I would have to believe that "fairness" is equivalent of justice. I would have to believe that a man who asks me to "go forward in a new spirit of service, in a new service of sacrifice" is speaking in my interest... I would have to accept the premise of a man that economic prosperity comes from the "bottom up," and who arrogantly believes that he can will it into existence by the use of government force. I would have to admire a man who thinks the standard of living of the masses can be improved by destroying the most productive and the generators of wealth.
 
Finally, Americans, I would have to erase from my consciousness the scene of 125,000 screaming, crying, cheering people in Grant Park, Chicago irrationally chanting "Yes We Can!" Finally, I would have to wipe all memory of all the times I have heard politicians, pundits, journalists, editorialists, bloggers and intellectuals declare that capitalism is dead - and no one, including especially Alan Greenspan, objected to their assumption that the particular version of the anti-capitalistic mentality that they want to replace with their own version of anti-capitalism is anything remotely equivalent to capitalism.
 
So you have made history, Americans. You and your children have elected a Black man to the office of the president of the United States, the wounded giant of the world. The battle between John Wayne and Jane Fonda is over - and that Fonda won.  Eugene McCarthy and George McGovern must be very happy men. Jimmie Carter, too. And the Kennedys have at last gotten their Kennedy look-a-like. The self-righteous welfare statists in the suburbs can feel warm moments of satisfaction for having elected a Black person.
 
So, toast yourselves: 60s countercultural radicals, 80s yuppies and 90s bourgeois bohemians. Toast yourselves, BlackAmerica. Shout your glee Harvard, Princeton, Yale, Duke, Stanford, and Berkeley. You have elected not an individual who is qualified to be president, but a Black man who, like the pragmatist Franklin Roosevelt, promises to - Do Something!

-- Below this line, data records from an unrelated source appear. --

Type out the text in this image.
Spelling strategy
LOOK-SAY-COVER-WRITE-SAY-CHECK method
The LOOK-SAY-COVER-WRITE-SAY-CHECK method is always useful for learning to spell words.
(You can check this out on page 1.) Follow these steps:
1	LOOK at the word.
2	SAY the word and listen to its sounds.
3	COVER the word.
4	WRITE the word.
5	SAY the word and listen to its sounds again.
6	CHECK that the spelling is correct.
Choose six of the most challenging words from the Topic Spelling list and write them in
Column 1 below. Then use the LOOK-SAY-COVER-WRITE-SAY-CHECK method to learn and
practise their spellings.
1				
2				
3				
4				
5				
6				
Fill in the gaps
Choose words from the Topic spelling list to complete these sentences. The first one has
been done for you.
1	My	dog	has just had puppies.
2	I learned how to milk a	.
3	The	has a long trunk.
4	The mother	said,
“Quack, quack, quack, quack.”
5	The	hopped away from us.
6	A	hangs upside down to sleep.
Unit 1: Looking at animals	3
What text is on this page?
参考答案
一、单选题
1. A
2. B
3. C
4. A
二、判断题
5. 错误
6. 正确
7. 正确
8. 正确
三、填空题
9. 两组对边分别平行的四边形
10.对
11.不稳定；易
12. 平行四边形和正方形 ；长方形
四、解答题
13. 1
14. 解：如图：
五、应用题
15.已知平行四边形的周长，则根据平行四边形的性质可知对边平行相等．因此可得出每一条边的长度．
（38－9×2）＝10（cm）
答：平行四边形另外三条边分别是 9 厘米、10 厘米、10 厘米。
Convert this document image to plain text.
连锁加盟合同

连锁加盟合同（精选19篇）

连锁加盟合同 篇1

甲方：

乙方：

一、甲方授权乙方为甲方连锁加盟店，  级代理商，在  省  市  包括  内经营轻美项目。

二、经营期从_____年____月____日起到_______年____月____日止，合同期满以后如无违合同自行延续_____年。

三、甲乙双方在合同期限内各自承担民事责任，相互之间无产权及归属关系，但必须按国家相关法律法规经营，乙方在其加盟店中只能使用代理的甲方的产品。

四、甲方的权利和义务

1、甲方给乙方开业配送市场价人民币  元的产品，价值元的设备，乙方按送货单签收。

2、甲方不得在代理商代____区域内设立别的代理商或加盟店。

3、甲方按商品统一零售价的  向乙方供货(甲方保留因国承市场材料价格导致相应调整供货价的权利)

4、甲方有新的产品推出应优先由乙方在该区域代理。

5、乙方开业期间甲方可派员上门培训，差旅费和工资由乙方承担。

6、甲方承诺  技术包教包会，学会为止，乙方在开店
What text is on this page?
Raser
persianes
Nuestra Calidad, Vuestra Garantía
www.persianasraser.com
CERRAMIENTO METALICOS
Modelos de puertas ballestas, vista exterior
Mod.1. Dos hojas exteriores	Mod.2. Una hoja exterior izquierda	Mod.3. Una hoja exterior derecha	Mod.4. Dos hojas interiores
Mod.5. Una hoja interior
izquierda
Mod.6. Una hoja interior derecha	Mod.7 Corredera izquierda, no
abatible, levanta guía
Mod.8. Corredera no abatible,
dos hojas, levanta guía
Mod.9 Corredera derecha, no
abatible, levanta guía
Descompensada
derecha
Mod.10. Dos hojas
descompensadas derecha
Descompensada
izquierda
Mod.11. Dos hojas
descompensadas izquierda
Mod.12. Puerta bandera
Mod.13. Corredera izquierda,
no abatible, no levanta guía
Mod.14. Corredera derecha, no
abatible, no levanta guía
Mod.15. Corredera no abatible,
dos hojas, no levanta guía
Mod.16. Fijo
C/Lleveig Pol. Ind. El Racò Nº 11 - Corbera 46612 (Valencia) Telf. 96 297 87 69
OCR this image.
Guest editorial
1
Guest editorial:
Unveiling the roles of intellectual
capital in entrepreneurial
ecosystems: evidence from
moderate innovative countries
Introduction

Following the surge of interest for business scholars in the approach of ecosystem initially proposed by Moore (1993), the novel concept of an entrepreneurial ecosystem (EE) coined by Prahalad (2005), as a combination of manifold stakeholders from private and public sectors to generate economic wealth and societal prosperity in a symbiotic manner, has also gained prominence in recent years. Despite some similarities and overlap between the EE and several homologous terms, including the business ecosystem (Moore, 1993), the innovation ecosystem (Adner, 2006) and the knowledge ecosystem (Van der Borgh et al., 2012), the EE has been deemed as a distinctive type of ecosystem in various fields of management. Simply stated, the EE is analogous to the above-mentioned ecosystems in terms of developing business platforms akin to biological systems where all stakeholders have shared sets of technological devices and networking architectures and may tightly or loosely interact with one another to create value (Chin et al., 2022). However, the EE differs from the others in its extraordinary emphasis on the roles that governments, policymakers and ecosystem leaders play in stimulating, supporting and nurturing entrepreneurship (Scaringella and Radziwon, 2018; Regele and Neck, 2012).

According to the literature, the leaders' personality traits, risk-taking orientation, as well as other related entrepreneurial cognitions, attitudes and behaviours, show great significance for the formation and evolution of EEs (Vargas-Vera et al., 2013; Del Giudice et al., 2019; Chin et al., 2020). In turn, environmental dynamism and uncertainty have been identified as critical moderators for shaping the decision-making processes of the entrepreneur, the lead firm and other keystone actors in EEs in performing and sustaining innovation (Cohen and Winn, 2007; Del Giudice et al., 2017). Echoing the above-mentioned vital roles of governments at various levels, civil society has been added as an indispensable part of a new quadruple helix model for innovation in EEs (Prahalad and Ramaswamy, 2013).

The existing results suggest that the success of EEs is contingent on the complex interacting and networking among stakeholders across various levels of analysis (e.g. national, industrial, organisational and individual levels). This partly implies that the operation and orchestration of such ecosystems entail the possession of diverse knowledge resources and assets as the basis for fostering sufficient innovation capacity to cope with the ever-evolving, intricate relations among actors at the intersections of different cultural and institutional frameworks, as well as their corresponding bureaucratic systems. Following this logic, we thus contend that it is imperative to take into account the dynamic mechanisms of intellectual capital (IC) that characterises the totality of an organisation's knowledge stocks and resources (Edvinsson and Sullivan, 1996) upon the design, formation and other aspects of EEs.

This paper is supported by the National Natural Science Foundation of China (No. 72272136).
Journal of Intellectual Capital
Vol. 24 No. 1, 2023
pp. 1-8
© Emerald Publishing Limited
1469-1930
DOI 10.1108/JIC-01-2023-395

You now have someone who has picked up the baton of Lyndon Johnson's Great Society. But you have also foolishly traded your freedom and mine - what little there is left - for the chance to feel good.
 
There is nothing in me that can share your happy obliviousness.

God Help Us all...”

 

Dr. Anne Wortham is Associate Professor of Sociology at Illinois State University and continuing Visiting Scholar at Stanford University's Hoover Institution.
 
She is a member of the American Sociological Association and the American Philosophical Association.
 
She has been a John M. Olin Foundation Faculty Fellow, and honored as a Distinguished Alumni of the Year by the Nation al Association for Equal Opportunity in Higher Education.
 
In fall 1988 she was one of a select group of intellectuals who were featured in Bill Moyer's television series, "A World of Ideas." The transcript of her conversation with Moyers has been published in his book, A World of Ideas.
 
Dr. Wortham is author of "The Other Side of Racism: A Philosophical Study of Black Race Consciousness" which analyzes how race consciousness is transformed into political strategies and policy issues.
 
She has published numerous articles on the implications of individual rights for civil rights policy, and is currently writing a book on theories of social and cultural marginality.
 
Recently, she has published articles on the significance of multiculturalism and Afrocentrism in education, the politics of victimization and the social and political impact of political correctness. Shortly after an interview in 2004, she was awarded tenure.